4月となり、新しい年度が始まったという方も多いのではと思う。
それにともない異動や新人の配属で新しい仲間ができた人が多いのでは?

そういう私も入社して2度の異動の経験があり、
受け入れる気持ちと受け入れられる気持ちの両方がよく分かる。

どちらの立場にたっても大切なのは仲間。

異動先の部署で、トラブルの対応しているときの上司の一言。
「そんなん殺されるわけやないんやから」
と言ってもらって気持ちが楽になったのを思いだした。

サカグチの回顧録になりそうなので、ここまでにする。

イチゴの品種の中には、黒く見える濃赤色から
白く見えるような淡い桃色の果皮色のものがあることはご承知のとおりである。

これらの果皮色はアントシアニンという色素によるが、
今回はアントシアニンができる工程を概説する。

アントシアニンの生合成は以下のような工程である。

(佐々木・宮原 2024)

おそらく、亀の甲羅みたいなものがいくつも登場するため、
これをみるだけでイヤになってしまった人が多いかもしれない。
これには全く触れないので、しばらくお付き合いいただければ幸いである。

唐突であるが、
「イチゴ果実」=「会社」。
色素をつくるアントシアニン生合成経路を「部」と考える。

そうすると、この図はアントシアニン生合成「部」を示していることになる。

イチゴではアントシアニンのもととなる基本骨格アグリコンが
2種類(シアニジン、ペラルゴニジン)あるが、それらを「課」とする。

つまり、イチゴ果実「会社」の中には、たくさんの部署がある。

色素を作るための「アントシアニン生合成」部があり、
その最終工程を担うのが「シアニジン」課「ペラルゴニジン」課となる。

さらに、図の中で糖修飾、有機酸修飾とあるが、
これらがアグリコンにつながってアントシアニンになる。
糖修飾、有機酸修飾が「ベテラン」から「新人」の仲間にあたる。

仲間同士のつながり、さらに、シアニジン「課」とペラルゴニジン「課」のパワーバランス、
つまりこれらの比率でイチゴの果皮色が決まることになる(Yoshida et al. 2002)。

イチゴも会社もそれぞれがそれぞれの役割を果たし、
仲間がいるからこそ、いろいろなことが成し得るんだよね。

引用文献:

佐々木伸大, 宮原平. 2024. 植物色素合成経路とその遺伝子情報を利用した新規花色開発-遺伝子情報支援型交配育種と分子育種による花き育種の現状-. 生物と化学. 62(4) : 187-193.Yoshida et al. 2002. Color and Anthocyanin Composition of Strawberry Fruit.
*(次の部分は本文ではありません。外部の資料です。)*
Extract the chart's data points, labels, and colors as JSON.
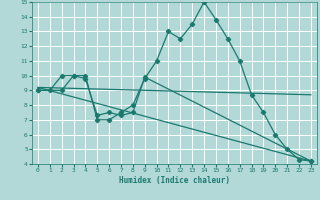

Changes during Fruit Development and Differences among Cultivars, with Special Reference to the Occurrence of Pelargonidin 3-malonylglucoside. Engei Gakkai zasshi 71(3) : 355-361.